Hexagonal Game Rules

There was an error in my analysis of game winning positions given in my last entry. Before explaining what the error was and why I've made a slight rules change, I'd like to recap the rules, since they're now considerably more understandable.

Game is played on a hexagonal board with hexagonal cells. Players alternate placing pieces of their color. At the beginning, one player puts down the first piece and the other player decides which color they want to play.

A player wins whenever they make any of the following configurations:

  1. A single group which touches four or more edges

  2. Two separate groups, one of which touches three adjacent edges and one of which touches three edges not all adjacent, and which share exactly one edge between them.

  3. Two groups each of which span three edges and a third group which spans two non-adjacent edges not connected by either of the other two. The third group may touch more edges as well.

These rules are straightforward, and force there to be no draws. They also make winning require clear board domination, resulting in a game with much long-term positional play.

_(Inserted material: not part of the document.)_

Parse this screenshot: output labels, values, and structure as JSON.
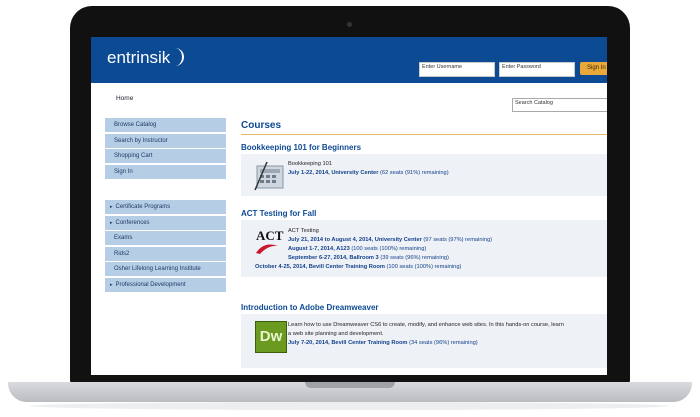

The error in my last post was that one of the winning configurations was a superset of another. To see where the difficulty comes from, compare the three following positions (see my last entry for notation):

  1. ((1, 3, 5)) ((1, 2, 3), (3, 4, 5), (5, 6, 1))

  2. ((1, 3, 5), (1, 2, 3)) ((1, 3), (3, 4, 5), (5, 6, 1))

  3. ((1, 2, 3, 5)) ((3, 4, 5), (5, 6, 1))

In each of these positions player A is strictly better than in the previous one. In each case where there are two completed positions which are individually ambiguous as to who should win and in which player A is strictly better in one, I wanted player A should win in the former, and lose in the latter. This criterion can't be satisfied due to position #2 above. I decided to make position #2 a win for player B, mostly because that makes the rules much more succinct.